Homemade Blueberry Protein Muffins

Introduction

Ditch the dry, chalky protein bars! These Homemade Blueberry Protein Muffins are the perfect solution for a healthy, satisfying snack or a quick grab-and-go breakfast. Originating from the need to combine delicious baked goods with functional nutrition, this recipe delivers a fluffy, moist texture packed with antioxidants and a significant protein boost. They are naturally lower in sugar than traditional bakery muffins and ideal for post-workout refueling or meal prepping for the week ahead.

Ingredients

  • 1 cup (120 g) All-Purpose Flour or Oat Flour
  • 2 scoops (60 g) Vanilla or Unflavored Whey Protein Powder
  • 1 teaspoon (5 g) Baking Powder
  • ½ teaspoon (2.5 g) Baking Soda
  • ¼ teaspoon (1 g) Salt
  • 2 large Eggs, room temperature
  • ½ cup (120 g) Plain Greek Yogurt (full-fat or non-fat)
  • ¼ cup (60 ml) Milk (dairy or non-dairy)
  • ¼ cup (60 ml) Melted Coconut Oil or unsalted butter
  • ¼ cup (50 g) Granulated Sweetener (sugar, erythritol, or monk fruit blend)
  • 1 teaspoon (5 ml) Vanilla Extract
  • ¾ cup (110 g) Fresh or Frozen Blueberries

Step-by-step Preparation

  1. Preheat and Prep: Preheat your oven to 375°F (190°C). Line a standard 12-cup muffin tin with paper liners or grease thoroughly.
    Tip: Ensure the oven is fully heated before placing the batter inside to achieve maximum lift.
  2. Combine Dry Ingredients: In a large mixing bowl, whisk together the flour, protein powder, baking powder, baking soda, and salt. Whisk vigorously for about 30 seconds to ensure the protein powder is evenly distributed and there are no lumps.
  3. Mix Wet Ingredients: In a separate medium bowl, whisk the melted coconut oil, eggs, Greek yogurt, milk, vanilla extract, and sweetener until fully combined and smooth.
  4. Fold Batter: Pour the wet ingredients into the dry ingredients. Mix gently with a rubber spatula until just combined.
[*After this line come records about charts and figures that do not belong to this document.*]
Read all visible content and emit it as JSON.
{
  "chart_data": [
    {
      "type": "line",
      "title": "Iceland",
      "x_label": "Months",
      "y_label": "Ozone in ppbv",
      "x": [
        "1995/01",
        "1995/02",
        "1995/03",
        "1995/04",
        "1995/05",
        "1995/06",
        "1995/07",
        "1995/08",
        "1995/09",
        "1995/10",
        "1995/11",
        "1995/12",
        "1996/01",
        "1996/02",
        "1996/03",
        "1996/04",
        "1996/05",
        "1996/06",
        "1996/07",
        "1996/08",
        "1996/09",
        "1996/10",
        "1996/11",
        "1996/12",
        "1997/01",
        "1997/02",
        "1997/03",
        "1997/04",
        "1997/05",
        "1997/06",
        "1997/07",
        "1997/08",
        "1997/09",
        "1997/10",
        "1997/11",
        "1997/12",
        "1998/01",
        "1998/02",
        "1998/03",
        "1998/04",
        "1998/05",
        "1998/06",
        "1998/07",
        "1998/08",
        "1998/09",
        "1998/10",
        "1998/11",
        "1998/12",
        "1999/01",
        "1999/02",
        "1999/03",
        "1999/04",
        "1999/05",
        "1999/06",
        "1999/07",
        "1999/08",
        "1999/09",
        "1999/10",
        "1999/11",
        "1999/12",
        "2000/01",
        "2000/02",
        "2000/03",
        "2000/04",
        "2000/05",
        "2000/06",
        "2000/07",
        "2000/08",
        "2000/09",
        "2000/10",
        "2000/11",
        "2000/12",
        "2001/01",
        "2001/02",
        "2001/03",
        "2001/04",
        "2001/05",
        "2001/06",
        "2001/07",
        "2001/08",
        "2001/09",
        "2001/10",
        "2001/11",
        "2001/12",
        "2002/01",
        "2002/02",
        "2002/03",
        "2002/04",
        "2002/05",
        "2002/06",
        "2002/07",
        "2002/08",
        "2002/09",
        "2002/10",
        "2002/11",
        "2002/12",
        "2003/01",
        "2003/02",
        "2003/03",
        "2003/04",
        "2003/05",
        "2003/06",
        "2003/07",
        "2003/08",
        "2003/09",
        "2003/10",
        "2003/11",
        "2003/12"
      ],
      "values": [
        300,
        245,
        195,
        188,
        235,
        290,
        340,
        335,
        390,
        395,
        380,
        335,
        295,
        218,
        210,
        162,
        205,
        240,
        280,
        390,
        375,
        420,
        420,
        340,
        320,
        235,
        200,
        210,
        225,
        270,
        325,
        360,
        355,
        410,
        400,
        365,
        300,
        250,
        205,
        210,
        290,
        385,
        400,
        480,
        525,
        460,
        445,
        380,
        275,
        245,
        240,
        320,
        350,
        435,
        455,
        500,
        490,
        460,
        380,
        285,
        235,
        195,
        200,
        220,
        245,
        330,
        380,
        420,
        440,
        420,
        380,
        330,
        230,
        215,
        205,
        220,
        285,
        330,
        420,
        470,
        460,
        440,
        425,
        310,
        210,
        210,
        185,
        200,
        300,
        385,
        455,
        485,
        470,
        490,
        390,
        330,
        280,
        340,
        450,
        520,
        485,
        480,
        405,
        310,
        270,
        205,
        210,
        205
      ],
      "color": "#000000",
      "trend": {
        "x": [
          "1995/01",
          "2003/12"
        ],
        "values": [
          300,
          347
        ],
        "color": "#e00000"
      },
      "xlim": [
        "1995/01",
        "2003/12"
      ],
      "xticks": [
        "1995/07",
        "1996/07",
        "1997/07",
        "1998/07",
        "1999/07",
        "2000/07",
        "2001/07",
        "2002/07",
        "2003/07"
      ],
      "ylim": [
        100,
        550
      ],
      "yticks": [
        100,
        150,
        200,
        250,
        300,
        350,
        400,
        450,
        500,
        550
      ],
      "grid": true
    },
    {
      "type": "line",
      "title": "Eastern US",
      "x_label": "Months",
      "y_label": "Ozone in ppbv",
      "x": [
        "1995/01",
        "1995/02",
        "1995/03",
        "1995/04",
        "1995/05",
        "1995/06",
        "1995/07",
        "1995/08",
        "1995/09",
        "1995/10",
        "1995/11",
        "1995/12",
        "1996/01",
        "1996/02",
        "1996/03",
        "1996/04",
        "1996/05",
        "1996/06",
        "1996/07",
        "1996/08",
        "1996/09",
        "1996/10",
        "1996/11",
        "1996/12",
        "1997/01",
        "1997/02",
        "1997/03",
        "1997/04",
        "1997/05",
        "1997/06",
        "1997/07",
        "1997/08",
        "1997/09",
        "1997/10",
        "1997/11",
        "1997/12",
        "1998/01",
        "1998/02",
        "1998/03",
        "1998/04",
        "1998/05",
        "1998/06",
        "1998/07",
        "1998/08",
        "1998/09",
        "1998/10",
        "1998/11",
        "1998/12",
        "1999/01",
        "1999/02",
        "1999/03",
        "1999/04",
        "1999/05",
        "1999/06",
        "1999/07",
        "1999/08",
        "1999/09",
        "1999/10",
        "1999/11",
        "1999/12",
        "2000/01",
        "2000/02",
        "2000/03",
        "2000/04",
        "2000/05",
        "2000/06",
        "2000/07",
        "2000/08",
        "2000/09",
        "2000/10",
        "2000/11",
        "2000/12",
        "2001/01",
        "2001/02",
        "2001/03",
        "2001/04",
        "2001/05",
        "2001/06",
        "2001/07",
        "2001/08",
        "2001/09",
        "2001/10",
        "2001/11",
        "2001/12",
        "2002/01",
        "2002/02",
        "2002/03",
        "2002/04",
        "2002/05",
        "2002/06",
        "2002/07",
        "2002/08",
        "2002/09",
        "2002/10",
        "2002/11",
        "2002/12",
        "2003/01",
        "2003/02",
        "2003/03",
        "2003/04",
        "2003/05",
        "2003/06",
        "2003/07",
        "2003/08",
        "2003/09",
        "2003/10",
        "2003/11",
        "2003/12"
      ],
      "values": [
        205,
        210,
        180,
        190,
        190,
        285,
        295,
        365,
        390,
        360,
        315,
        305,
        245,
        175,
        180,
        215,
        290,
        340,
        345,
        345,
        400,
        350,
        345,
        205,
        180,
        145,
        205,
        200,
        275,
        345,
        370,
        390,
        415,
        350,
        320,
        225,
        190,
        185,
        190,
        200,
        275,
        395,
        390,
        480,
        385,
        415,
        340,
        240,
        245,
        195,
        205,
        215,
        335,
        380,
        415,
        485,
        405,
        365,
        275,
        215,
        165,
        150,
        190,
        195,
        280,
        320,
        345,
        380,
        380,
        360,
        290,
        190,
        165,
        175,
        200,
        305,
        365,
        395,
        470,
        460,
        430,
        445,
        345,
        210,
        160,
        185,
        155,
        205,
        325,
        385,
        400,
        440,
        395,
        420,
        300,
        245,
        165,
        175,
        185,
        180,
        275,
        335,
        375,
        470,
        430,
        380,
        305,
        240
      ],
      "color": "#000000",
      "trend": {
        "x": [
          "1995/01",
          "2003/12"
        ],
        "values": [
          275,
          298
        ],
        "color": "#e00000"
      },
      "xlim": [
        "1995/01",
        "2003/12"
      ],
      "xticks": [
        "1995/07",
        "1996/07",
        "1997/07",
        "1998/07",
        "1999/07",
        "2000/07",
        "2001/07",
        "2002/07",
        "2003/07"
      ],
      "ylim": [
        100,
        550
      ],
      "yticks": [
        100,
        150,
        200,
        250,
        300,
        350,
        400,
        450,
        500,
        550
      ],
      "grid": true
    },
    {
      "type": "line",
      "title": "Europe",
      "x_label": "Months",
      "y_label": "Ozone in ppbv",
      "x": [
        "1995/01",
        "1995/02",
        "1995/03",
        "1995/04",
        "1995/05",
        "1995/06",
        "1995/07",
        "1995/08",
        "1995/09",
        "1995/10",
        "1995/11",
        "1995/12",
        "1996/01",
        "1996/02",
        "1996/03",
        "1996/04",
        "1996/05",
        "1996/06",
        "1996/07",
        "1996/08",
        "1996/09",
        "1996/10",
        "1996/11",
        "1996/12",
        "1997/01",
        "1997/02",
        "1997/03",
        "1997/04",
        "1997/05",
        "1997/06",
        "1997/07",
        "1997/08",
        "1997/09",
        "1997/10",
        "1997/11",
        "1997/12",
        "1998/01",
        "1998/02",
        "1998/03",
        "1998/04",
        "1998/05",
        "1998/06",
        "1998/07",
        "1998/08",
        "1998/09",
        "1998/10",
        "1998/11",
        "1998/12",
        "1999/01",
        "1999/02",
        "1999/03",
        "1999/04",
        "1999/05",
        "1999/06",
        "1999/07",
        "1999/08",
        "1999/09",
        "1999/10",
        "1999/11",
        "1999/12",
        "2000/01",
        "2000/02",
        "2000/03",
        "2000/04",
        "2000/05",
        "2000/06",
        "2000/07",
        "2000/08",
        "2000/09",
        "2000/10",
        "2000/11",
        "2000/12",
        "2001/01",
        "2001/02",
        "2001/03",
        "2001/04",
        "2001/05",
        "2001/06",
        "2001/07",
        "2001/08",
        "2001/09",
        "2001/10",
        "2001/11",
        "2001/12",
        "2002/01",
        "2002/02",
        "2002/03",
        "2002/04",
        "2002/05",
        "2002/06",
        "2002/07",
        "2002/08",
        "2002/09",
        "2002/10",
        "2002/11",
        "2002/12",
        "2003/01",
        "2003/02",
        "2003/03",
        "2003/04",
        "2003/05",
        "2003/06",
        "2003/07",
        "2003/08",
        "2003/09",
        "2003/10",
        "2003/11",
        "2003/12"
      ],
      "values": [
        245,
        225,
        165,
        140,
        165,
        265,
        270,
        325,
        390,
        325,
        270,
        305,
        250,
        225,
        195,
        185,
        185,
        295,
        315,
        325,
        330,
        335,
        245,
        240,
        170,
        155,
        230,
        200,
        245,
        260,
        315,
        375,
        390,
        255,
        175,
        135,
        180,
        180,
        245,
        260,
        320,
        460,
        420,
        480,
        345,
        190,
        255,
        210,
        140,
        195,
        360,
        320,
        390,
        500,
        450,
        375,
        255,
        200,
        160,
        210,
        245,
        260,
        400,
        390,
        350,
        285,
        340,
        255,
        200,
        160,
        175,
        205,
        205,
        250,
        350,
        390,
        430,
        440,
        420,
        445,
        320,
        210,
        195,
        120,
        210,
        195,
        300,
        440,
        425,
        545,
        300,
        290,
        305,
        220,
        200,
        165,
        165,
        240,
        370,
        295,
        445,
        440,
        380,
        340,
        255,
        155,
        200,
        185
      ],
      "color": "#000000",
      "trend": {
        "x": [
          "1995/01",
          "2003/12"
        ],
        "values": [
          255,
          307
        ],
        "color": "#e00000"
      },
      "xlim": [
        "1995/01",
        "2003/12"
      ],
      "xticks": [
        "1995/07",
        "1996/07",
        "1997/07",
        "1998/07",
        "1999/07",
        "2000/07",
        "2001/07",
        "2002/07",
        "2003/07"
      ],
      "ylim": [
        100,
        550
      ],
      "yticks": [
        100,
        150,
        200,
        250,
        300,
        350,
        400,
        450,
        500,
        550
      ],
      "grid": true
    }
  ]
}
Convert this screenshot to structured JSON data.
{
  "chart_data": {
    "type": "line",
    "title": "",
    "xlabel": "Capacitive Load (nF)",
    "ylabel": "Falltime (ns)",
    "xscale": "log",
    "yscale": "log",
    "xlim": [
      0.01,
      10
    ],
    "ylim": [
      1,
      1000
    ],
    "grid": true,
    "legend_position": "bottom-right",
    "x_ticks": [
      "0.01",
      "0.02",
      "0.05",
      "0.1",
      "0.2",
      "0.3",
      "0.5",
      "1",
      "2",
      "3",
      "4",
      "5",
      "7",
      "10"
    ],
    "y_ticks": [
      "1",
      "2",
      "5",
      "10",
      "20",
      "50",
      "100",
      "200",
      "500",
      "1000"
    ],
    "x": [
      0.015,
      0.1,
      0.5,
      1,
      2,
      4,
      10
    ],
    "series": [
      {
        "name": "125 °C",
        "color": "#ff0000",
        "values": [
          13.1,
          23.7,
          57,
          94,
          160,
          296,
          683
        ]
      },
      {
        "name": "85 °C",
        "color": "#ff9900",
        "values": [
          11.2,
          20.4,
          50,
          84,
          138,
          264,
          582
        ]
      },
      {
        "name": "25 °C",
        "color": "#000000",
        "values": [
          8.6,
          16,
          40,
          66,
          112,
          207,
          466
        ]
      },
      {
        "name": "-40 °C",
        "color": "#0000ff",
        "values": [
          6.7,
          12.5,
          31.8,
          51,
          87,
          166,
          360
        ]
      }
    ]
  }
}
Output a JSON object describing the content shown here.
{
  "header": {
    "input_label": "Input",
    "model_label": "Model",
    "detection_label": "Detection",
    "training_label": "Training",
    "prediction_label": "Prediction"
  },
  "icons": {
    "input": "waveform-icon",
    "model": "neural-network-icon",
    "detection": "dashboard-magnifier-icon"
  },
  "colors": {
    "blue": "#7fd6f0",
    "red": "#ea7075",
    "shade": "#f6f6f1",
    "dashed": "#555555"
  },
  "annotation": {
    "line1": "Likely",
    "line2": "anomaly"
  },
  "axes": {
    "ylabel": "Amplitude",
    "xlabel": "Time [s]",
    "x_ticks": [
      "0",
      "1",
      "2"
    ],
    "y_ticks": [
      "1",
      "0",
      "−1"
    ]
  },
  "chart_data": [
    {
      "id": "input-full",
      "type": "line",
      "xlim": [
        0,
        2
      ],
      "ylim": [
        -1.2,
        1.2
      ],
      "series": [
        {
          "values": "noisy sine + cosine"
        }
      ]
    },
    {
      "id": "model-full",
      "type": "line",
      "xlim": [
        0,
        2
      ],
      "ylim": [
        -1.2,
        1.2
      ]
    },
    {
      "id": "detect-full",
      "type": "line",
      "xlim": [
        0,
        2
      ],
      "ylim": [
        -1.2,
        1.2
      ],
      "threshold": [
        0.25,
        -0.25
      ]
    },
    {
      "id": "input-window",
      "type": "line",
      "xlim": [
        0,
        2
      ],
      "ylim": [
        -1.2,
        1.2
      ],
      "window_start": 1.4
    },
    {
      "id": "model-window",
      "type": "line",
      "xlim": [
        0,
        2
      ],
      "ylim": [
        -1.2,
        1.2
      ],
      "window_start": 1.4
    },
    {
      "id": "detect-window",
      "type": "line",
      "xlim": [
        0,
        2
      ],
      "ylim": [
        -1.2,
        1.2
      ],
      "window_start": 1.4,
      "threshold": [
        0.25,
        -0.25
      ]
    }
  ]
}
Do not overmix; a few streaks of flour are acceptable, as overmixing protein powder can result in tough muffins.
  5. Add Blueberries: Gently fold in the blueberries. If using frozen berries, do not thaw them first.
    Tip: To prevent blueberries from sinking to the bottom, toss them lightly in 1 teaspoon of flour before adding them to the batter.
  6. Bake: Divide the batter evenly among the 12 muffin cups, filling each cup about three-quarters full. Bake for 18–22 minutes, or until a toothpick inserted into the center of a muffin comes out clean.
  7. Cool: Let the muffins cool in the tin for 5 minutes before transferring them to a wire rack to cool completely.

Nutritional Information

Based on 12 servings, each muffin contains approximately 180–200 calories, 12–15 grams of protein, and 3–4 grams of fiber (depending on the type of flour and sweetener used). These muffins are an excellent source of quick energy and muscle-repairing protein, while the blueberries provide essential antioxidants that support cognitive function and reduce inflammation.

Storage

Store leftover muffins in an airtight container. They will stay fresh at room temperature for up to 2 days. For longer storage, keep them in the refrigerator for up to 5 days. For long-term meal prepping, these muffins freeze beautifully. Place fully cooled muffins in a freezer-safe bag for up to 3 months. To reheat, simply microwave for 30–45 seconds, or thaw overnight at room temperature.

Conclusion

These protein-packed muffins are incredibly versatile. Serve them warm with a dollop of almond butter or a drizzle of honey for an extra treat. For a flavor variation, substitute the blueberries with chopped raspberries and white chocolate chips, or add a pinch of cinnamon and lemon zest to the batter for brightness. Enjoy the satisfaction of a healthy homemade snack that truly tastes like dessert!